← Beranda
Pasca Tragedi Ledakan Senapan 3D Aqil, Disdik Siak Perketat Pengawasan Praktik Sains di Sekolah
Ryandi ZahdomoSabtu, 11 April 2026 | 01.16 WIB
Situasi SMP Islamic Centre Siak setelah kejadian praktik keterampilan untuk pelajar III di halaman dalam sekolah, Rabu (8/4/2026). (ISTIMEWA)

 

 

JawaPos.com - Dunia pendidikan di Kabupaten Siak tengah berduka sekaligus berbenah. Pasca-insiden ledakan dalam ujian praktik sains di SMP Sains Tahfizh Islamic Center, Dinas Pendidikan (Disdik) Kabupaten Siak akan memperketat pengawasan kegiatan praktik di sekolah.

Tragedi yang menimpa Muhammad Aqil Arizal, siswa berprestasi yang meninggal dunia akibat ledakan karya senapan rakitan 3D, menjadi titik balik penting. Pemerintah daerah memastikan tidak boleh ada celah keamanan dalam inovasi siswa di masa depan.

Kepala Dinas Pendidikan Kabupaten Siak, Romy Lesmana Dermawan, menegaskan bahwa langkah evaluasi segera dilakukan. Meski tidak ada pelarangan total terhadap praktik sains, mekanisme pengawasan akan dibuat jauh lebih ketat dari sebelumnya.

"Kami masih mengumpulkan keterangan, koordinasi dengan pihak terkait dan juga menunggu hasil penyelidikan Polres Siak. Setelah ini ada reviu dan evaluasi pembelajaran di SP yang bersangkutan. Mudah-mudah nanti ada perbaikan pengawasan pembelajaran kedepannya," ujar Romy kepada JawaPos.com, Jumat (10/4).

Baca Juga: Turun ke Basis OPM di Kabupaten Puncak, Panglima Koops TNI Habema Terjun Langsung ke Distrik Gome

Ia menambahkan, fokus utama saat ini adalah memastikan setiap eksperimen siswa di bawah kendali penuh sekolah. "Pelarangan (praktek sains) belum ada.
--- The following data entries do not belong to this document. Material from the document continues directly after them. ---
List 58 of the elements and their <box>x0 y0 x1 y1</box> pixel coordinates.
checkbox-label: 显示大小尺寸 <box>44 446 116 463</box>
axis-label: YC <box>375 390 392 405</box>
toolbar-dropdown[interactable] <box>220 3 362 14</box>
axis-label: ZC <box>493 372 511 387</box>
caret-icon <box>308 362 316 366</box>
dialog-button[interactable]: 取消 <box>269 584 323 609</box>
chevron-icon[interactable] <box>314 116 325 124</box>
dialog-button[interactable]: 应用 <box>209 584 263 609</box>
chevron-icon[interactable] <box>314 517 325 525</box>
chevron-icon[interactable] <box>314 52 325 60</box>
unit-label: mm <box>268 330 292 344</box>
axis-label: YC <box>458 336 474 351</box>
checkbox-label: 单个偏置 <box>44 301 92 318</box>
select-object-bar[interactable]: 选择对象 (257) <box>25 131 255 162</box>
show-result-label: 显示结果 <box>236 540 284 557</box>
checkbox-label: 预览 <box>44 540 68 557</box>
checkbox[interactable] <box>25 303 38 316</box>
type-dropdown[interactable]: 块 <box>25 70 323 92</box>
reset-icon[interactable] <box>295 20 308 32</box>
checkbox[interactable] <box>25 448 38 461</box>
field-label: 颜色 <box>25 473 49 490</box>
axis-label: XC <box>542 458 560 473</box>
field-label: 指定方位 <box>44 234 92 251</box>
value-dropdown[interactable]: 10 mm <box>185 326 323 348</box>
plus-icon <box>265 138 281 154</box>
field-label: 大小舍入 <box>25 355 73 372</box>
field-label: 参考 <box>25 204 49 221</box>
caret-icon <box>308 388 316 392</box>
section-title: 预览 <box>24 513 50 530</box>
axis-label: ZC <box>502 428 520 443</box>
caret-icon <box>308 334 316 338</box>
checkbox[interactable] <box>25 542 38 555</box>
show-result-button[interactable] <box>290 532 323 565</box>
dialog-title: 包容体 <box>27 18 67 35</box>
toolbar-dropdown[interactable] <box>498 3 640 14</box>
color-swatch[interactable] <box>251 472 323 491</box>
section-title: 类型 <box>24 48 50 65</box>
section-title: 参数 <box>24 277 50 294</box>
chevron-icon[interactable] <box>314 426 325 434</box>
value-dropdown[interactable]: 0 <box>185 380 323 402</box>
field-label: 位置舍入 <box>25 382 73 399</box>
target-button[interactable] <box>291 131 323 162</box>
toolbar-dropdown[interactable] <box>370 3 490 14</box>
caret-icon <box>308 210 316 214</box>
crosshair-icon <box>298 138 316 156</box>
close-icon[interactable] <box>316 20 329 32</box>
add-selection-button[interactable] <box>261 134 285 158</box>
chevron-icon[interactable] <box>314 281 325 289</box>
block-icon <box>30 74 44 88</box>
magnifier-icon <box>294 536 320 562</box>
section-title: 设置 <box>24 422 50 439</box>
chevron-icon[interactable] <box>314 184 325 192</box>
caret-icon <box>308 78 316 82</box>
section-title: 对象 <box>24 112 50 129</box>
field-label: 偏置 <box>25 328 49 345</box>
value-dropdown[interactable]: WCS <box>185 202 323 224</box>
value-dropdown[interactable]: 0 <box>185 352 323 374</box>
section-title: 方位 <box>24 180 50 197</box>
Tapi nanti akan ada penegasan terhadap praktek pembelajaran dan mekanisme pengawasan nya. Ya (akan diperketat pengawasan praktek sains)," tegasnya.

Trauma Healing untuk Siswa dan Guru

Selain pembenahan regulasi, dampak psikologis terhadap saksi mata di lokasi kejadian menjadi prioritas. Mengingat insiden terjadi di aula sekolah saat ujian berlangsung, banyak siswa dan guru yang mengalami syok berat.

Disdik bekerja sama dengan Dinas Sosial, Dinas Kesehatan, dan Polres Siak untuk menurunkan tim ahli. Kegiatan ini dilakukan secara bertahap untuk memulihkan kondisi mental warga sekolah.

"Hari ini kita juga melakukan kegiatan Trauma Healing dari Dinas Sosial, Dinas Kesehatan dan Polres Siak untuk siswa dan guru. Kegiatan akan berlangsung tidak hari ini saja, beberapa hari kedepan tetap akan berlangsung. Hari ini lebih ke assesment kondisi secara umum. Nanti akan lebih fokus," jelas Romy.

Doa Bersama dan Simpati Serentak

Sebagai bentuk penghormatan terakhir bagi Aqil—sosok yang dikenal religius dan baru saja lulus seleksi MAN IC Perawang—seluruh instansi pendidikan di Siak menggelar doa bersama.

"Pagi tadi, sebagai bentuk doa dan simpati kepada siswa yang menjadi korban seluruh sarana pendidikan diminta untuk mengadakan doa bersama dan pembacaan Yasin ditempat masing-masing," imbuh Romy.

Langkah ini diharapkan mampu memberikan penguatan moril bagi keluarga korban dan keluarga besar SMP Sains Tahfizh Islamic Center Siak di tengah penyelidikan yang masih berjalan oleh pihak kepolisian.